The cost of living crisis has a firm grip on the nation. With the latest figures showing inflation at 9.9% annual inflation (up from just 0.7% in January 2021) and The Bank of England forecasting further inflationary rises to around 13%, the public will feel the pressure for some time yet.
Although inflation usually hits the least well off the hardest, many organisations have recognised the impact it is having across their entire workforce.
More on financial wellbeing:
From those who are making difficult choices between eating and heating, to those who may be less vulnerable, but are depleting their savings and worrying about budgets – all employees are looking for support and guidance.
Addressing employee financial wellbeing though, is not just about remuneration reviews or discretionary cash payments. While the pay workers receive is a significant and obvious factor for employees, simply increasing pay risks fuelling a cycle of inflation rather than easing current economic woes.
Sadly, 85% of organisations still do not offer education around budgeting and debt, so there is a huge opportunity to help employees with this fundamental skill at a time when the need has never been greater.
Mercer’s 2022 Financial Wellbeing Index research report also showed that only half of the organisations surveyed provide a financial wellbeing hub for their employees.
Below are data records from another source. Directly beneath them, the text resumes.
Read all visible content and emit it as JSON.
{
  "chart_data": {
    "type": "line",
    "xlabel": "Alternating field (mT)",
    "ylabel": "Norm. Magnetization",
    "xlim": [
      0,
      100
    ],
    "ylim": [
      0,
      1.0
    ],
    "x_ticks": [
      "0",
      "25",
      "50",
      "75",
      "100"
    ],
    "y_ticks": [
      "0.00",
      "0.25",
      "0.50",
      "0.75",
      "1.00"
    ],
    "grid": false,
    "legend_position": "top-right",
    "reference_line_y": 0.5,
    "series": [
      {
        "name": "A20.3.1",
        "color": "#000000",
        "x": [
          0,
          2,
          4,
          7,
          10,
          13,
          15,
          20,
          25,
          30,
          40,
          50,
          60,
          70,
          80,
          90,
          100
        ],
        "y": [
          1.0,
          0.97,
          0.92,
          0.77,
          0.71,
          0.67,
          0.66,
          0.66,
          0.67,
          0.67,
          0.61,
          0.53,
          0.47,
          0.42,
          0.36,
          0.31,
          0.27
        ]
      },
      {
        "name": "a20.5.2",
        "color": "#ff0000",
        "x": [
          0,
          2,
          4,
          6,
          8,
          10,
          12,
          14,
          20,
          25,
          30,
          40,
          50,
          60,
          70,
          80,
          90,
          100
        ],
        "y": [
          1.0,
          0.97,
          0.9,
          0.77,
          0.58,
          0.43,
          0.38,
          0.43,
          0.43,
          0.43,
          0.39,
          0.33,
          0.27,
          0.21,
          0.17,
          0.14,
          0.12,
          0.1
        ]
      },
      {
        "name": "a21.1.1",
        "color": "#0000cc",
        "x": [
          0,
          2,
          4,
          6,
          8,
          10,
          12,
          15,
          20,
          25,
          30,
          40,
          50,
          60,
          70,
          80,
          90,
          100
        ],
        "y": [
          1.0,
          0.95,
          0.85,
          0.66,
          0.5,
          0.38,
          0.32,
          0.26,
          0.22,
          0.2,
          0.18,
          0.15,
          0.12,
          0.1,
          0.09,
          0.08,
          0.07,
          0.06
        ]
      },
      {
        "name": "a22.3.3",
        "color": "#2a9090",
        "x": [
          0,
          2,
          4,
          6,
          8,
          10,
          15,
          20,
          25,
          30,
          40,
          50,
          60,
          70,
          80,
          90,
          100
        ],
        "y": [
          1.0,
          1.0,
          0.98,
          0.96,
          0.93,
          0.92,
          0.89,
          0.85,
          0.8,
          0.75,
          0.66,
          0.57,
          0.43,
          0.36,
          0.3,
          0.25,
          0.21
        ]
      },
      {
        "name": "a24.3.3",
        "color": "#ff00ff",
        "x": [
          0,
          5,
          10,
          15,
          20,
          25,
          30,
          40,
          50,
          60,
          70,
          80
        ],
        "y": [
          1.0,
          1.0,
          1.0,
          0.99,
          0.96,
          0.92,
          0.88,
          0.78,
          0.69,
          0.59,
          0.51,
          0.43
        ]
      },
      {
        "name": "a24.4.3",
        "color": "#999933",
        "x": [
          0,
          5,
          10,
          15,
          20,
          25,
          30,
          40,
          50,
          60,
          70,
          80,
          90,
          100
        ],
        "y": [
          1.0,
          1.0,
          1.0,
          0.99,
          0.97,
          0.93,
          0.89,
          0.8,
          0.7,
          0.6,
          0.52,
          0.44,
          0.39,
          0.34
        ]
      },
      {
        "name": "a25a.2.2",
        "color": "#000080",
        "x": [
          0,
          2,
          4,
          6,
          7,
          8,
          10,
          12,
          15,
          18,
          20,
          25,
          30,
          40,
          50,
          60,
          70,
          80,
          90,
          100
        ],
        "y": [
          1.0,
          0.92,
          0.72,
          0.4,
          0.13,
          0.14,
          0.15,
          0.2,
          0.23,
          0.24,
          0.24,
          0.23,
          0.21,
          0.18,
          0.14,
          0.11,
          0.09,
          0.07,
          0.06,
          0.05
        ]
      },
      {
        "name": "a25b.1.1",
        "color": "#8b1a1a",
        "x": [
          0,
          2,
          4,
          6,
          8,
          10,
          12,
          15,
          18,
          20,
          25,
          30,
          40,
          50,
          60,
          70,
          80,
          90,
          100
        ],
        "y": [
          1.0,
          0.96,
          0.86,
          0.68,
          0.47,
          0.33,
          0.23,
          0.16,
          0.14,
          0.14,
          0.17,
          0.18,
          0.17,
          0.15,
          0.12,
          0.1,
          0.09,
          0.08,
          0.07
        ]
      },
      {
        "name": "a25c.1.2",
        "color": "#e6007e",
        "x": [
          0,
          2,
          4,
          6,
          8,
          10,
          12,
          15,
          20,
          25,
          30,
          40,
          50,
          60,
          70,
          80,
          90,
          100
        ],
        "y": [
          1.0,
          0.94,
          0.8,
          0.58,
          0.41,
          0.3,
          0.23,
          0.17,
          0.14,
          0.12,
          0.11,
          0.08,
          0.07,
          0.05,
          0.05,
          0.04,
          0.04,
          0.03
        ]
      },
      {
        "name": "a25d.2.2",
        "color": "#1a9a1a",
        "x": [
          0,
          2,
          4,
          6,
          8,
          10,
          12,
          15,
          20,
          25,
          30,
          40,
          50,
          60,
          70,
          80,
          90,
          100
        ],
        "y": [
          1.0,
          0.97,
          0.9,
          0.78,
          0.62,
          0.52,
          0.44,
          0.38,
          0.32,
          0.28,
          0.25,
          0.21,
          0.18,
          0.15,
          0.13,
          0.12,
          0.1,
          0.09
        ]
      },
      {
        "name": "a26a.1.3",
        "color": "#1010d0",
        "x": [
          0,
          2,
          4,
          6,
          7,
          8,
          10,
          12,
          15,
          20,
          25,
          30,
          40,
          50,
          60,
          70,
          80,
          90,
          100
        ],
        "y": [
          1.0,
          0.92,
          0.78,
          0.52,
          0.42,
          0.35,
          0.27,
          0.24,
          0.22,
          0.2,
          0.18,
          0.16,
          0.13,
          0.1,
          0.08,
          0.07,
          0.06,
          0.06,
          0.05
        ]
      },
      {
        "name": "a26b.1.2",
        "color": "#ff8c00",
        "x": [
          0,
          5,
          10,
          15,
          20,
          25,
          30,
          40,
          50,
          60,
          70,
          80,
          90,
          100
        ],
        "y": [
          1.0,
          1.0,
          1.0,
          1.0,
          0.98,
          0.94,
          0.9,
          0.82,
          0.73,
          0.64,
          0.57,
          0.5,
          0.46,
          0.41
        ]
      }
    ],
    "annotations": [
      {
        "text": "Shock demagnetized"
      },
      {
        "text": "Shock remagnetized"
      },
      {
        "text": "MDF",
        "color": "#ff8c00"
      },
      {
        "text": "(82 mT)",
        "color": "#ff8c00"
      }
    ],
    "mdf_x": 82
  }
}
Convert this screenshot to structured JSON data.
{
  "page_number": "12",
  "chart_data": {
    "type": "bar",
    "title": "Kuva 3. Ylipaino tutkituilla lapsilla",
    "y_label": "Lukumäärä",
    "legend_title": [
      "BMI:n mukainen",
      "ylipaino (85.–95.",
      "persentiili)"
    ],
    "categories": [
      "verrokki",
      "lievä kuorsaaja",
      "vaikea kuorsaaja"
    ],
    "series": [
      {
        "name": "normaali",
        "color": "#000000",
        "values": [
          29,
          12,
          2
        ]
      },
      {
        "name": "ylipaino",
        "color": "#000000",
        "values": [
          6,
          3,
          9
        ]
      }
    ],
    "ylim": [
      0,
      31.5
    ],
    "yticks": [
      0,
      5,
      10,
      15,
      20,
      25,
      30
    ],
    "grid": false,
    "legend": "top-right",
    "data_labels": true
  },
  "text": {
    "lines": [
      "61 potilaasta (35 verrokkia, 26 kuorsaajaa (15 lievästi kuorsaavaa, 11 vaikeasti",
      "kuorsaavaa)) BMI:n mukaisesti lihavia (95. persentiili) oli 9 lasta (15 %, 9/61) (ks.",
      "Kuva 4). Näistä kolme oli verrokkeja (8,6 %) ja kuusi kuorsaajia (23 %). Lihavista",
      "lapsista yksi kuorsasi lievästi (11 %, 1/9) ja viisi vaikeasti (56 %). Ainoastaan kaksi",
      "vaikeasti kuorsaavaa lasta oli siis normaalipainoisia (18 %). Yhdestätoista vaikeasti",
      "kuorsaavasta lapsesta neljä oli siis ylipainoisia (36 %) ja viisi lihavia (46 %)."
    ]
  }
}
Both factors leave millions of UK employees without access to basic, understandable and collated financial information and educational content.
Providing financial education is central to increasing confidence and enabling employees to take positive actions that improves their financial wellbeing, which is why Mercer launched its employee Financial Wellbeing Hub as a free resource for organisations to complement their broader response to the cost of living crisis.
The Hub covers all elements of financial wellbeing, providing content to support managing daily finances, and information on how to budget and save money.
Top five tips for employees on the cost of living crisis:
1. Try not to get too overwhelmed. Tackle quick wins first to build confidence.
2. Get a handle on your day to day expenses and identify areas of potential savings.
3. Understand what your employer offers. Employee benefits can support your financial wellbeing and are often overlooked or under-used (e.g. Health Cash Plan, Discount Vouchers etc.)
4. Think differently. From changing your shopping, eating or travel habits; small changes will help right now.
5. If you’re struggling, get help. Don’t ignore rising debt, talk to your creditors and get professional help if you need to (e.g. through the Citizen’s Advice Bureau or an Employee Assistance Programme).
There has never been a more critical time for organisations to actively support their employees’ financial wellbeing in any way they can – directly or indirectly.